气氛一时间陷入了死寂。

杰帕德挑了挑眉,“怎么了,丹恒兄弟?怎么不说话了?”

我还能说啥?

我说了你能听么?

丹恒都无奈了。

要不是星宝那边打电话不接,群聊不回,我们也犯不着来找一个陌生人求助。

唉……

罢了……

“杰帕德先生,您或许刚刚没听明白,我再跟您详细说一遍。”丹恒语气认真道,

“牧先生拯救您姐姐的计划,是以寰宇九成生灵作为人质,以此威胁死亡。”

我知道。”杰帕德打断丹恒,摇了摇头,“你可能误会了一件事。

“我从未欣喜于老姐能复活,而是在意牧还记得老姐这件事。
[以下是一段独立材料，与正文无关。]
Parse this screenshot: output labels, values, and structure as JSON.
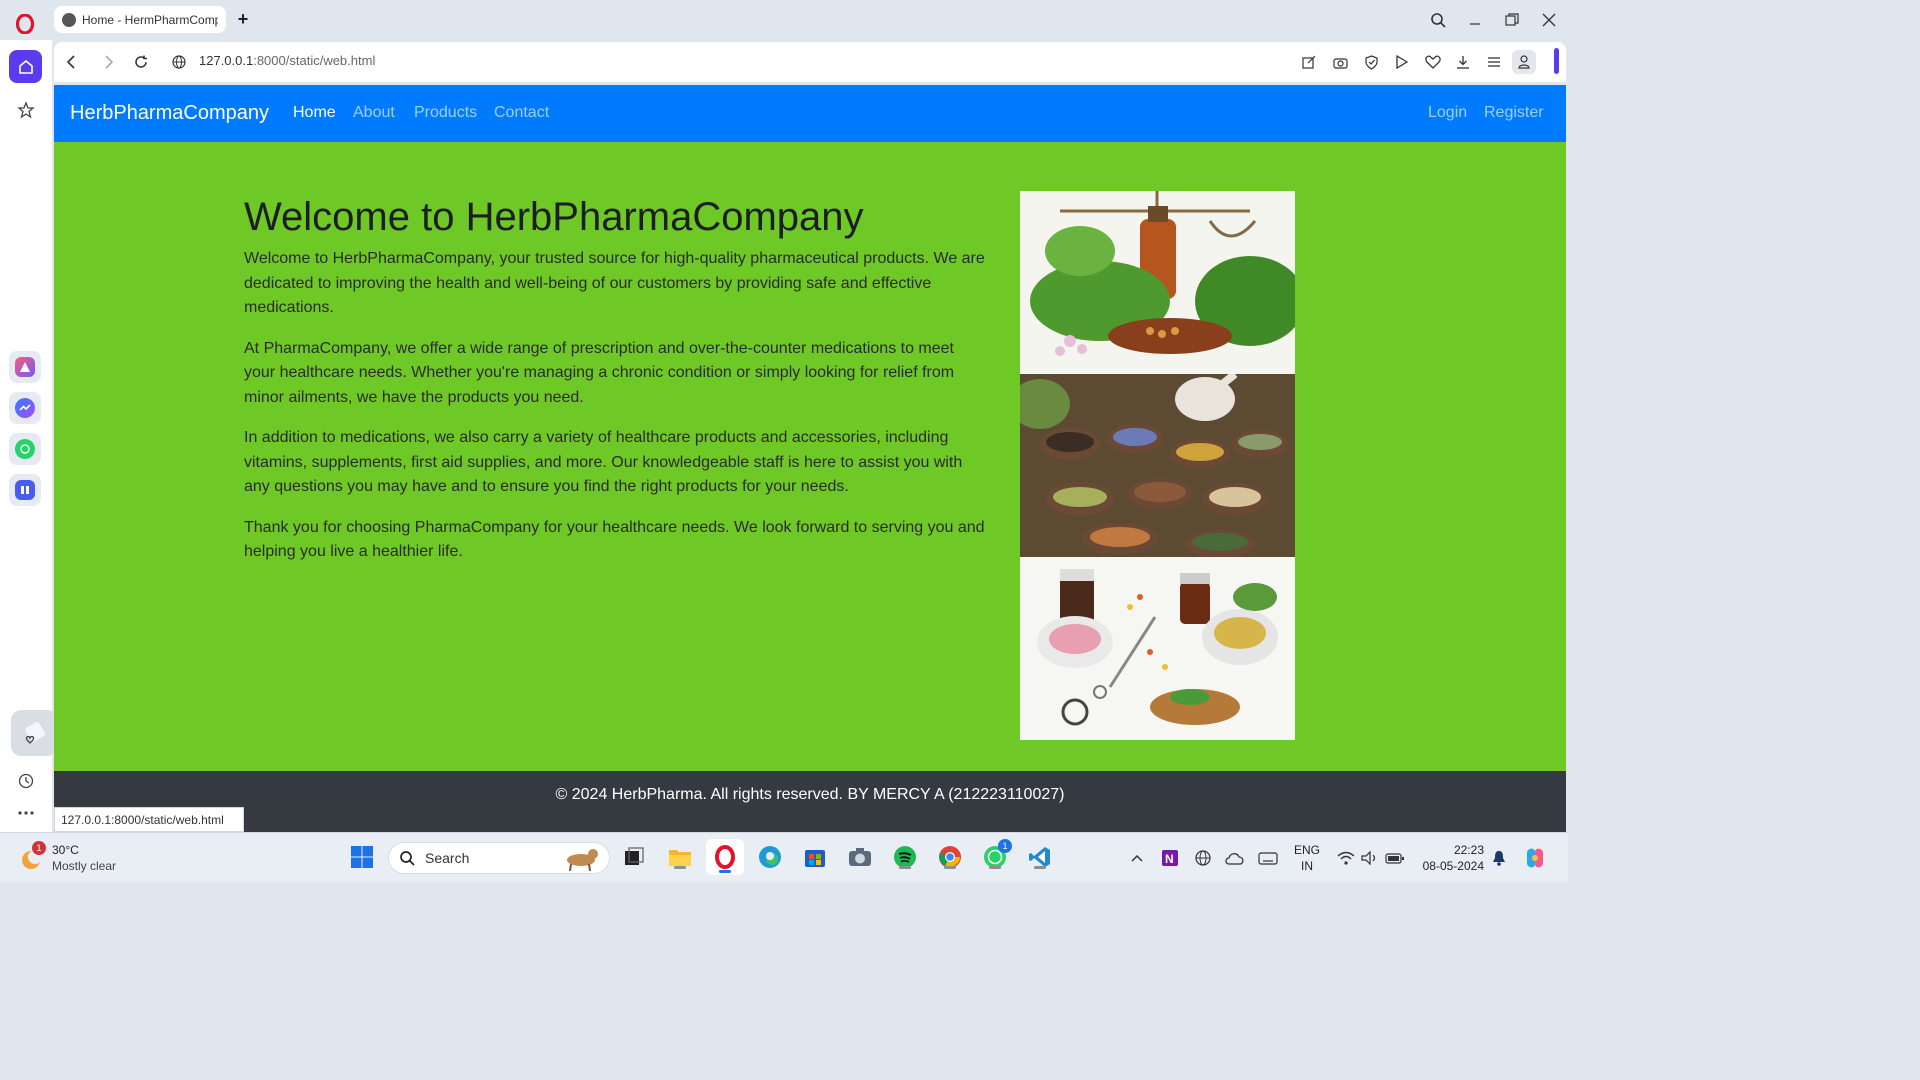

”

“至于他会杀害寰宇众生……”

“哈……”他忍不住轻笑一声,

“没人比我更了解他,他绝对做不出那种事。”

丹恒和同伴对视了一眼,都看到了对方眼中的不可思议。

瓦尔特上前一步,看向杰帕德,疑惑道,

“杰帕德先生,您为何如此笃定牧先生不会残害苍生?”

“因为他是牧!”杰帕德斩钉截铁。

丹恒:“……”

安禾:“……”

瓦尔特无奈地叹口气,“……杰帕德先生,或许您还不知晓,此刻牧先生正在寰宇掀起战争。”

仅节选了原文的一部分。